Human error caused a breach of protected health information at Rady Children’s Hospital-San Diego and the resulting investigation discovered a similar earlier breach.

Now, the hospital is tackling the two breach incidents simultaneously and offering nearly 20,500 affected families a year of identity protection services from AllClear.

On June 6, 2014, a Rady employee inadvertently e-mailed a spreadsheet with identifiable patient information to four job candidates, according to a statement from the hospital. “The employee, who had approved access to the information, intended to send a training file to evaluate the applicants, but attached elements of actual patient information by mistake.”

The file included names, birth dates, primary diagnoses, admit/discharge dates, medical record numbers and insurance carrier and claim information on 14,121 patients. It did not contain Social Security, insurance and credit/debit card numbers, street addresses, or patient and guardian names. Rady learned of the breach on June 10, interviewed the four applicants and found that two had forwarded the e-mail to another person. Of the six recipients, two were unable to open the file. Each recipient has confirmed in writing that they removed the e-mail and attachment from their computing devices and the hospital contracted with a security firm to verify deletion of the information.

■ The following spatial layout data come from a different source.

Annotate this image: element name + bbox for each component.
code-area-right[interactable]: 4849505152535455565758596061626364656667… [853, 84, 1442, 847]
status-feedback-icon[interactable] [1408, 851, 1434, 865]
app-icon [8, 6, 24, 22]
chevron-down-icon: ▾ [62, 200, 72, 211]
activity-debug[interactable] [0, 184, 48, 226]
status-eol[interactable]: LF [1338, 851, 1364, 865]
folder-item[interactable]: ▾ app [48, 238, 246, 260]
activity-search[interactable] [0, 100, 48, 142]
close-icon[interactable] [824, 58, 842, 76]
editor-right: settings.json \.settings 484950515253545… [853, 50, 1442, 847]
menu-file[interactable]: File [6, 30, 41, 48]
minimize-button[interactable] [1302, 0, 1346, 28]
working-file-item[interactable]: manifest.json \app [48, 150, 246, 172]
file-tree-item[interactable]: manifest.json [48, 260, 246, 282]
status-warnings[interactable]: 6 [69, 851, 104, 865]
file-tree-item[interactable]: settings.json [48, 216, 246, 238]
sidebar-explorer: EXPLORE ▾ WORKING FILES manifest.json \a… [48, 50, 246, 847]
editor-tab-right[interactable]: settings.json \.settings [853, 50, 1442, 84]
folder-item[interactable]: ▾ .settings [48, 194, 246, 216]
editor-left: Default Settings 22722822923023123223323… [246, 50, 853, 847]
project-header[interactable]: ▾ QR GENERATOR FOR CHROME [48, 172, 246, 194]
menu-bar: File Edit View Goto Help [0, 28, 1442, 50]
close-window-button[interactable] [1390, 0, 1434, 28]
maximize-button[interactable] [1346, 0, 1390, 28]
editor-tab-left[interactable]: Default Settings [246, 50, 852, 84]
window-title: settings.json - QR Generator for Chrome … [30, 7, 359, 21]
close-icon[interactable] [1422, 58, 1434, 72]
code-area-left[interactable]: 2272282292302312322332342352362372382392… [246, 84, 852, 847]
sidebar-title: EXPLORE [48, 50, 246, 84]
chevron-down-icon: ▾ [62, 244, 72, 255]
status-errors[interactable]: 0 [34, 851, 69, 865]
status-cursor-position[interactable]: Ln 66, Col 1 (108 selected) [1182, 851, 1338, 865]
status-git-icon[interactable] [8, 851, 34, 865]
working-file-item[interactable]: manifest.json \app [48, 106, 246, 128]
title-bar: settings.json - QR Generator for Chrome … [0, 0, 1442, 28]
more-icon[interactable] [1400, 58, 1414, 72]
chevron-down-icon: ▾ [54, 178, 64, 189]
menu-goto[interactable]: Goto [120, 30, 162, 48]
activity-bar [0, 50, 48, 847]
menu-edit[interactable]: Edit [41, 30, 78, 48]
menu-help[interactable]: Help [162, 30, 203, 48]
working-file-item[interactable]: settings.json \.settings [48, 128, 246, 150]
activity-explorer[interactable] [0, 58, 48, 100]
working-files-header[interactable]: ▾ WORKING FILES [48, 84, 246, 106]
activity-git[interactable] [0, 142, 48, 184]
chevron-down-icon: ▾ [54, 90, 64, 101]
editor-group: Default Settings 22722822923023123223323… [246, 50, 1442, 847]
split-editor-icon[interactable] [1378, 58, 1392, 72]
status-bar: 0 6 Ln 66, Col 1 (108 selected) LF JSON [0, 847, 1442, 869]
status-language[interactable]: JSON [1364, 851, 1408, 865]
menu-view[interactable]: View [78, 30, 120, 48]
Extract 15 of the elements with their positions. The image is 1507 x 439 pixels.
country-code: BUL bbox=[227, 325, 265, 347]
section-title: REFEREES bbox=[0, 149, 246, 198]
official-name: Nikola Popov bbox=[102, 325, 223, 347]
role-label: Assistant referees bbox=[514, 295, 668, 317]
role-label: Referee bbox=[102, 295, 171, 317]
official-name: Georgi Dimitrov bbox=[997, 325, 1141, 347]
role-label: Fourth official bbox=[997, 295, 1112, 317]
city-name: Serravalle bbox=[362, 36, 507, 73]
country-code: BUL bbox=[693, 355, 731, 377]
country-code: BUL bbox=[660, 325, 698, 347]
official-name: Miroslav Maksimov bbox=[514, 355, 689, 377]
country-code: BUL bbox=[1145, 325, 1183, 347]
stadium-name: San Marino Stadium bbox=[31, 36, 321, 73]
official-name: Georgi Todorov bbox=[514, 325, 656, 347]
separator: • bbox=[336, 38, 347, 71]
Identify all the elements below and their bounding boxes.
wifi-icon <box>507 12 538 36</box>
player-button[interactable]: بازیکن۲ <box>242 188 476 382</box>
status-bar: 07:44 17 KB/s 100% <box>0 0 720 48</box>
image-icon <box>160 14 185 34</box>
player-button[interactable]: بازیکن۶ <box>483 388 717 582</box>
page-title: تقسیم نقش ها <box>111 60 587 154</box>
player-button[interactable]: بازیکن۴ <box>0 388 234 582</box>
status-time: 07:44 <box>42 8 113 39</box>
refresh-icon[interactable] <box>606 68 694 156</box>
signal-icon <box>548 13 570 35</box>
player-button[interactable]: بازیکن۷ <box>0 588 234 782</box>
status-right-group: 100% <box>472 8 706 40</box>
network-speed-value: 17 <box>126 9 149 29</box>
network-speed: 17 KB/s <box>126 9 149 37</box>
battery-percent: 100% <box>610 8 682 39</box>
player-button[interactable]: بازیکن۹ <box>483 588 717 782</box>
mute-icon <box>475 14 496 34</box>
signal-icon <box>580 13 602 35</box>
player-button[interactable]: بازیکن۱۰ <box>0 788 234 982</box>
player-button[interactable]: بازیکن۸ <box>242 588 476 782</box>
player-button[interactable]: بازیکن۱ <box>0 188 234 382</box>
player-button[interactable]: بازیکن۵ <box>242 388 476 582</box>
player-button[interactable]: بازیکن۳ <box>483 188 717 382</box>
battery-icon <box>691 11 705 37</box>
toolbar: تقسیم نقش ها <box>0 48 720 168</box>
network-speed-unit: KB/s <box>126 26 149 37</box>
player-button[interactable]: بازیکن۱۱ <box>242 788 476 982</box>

The hospital quickly put together a communications center staffed with 150 managers, physicians and staff, contacted all affected families within three days, and then mailed notification letters on June 16.

The internal investigation of the initial breach included a review of other areas of the hospital that used a “training file” for testing competency, according to the hospital. The review discovered that in August, November and December 2012, an employee e-mailed a training exercise with patient information to three job candidates. Another six applicants came to the campus to take the test on Rady’s computer, but had no ability to save, store or transmit data. This filed contained information on 6,307 patients, but also had no Social Security or financial data. “We are making every effort to contact the three recipients of the email to confirm that the email and file have been destroyed,” according to the hospital statement.

Based on the protected information breached, Rady Children’s Hospital was not required to personally notify families in advance of mailing breach notification letters or offer the identity protection services, a spokesperson tells Health Data Management. “But the hospital believes it is important to do whatever we could to restore our families’ trust and confidence.”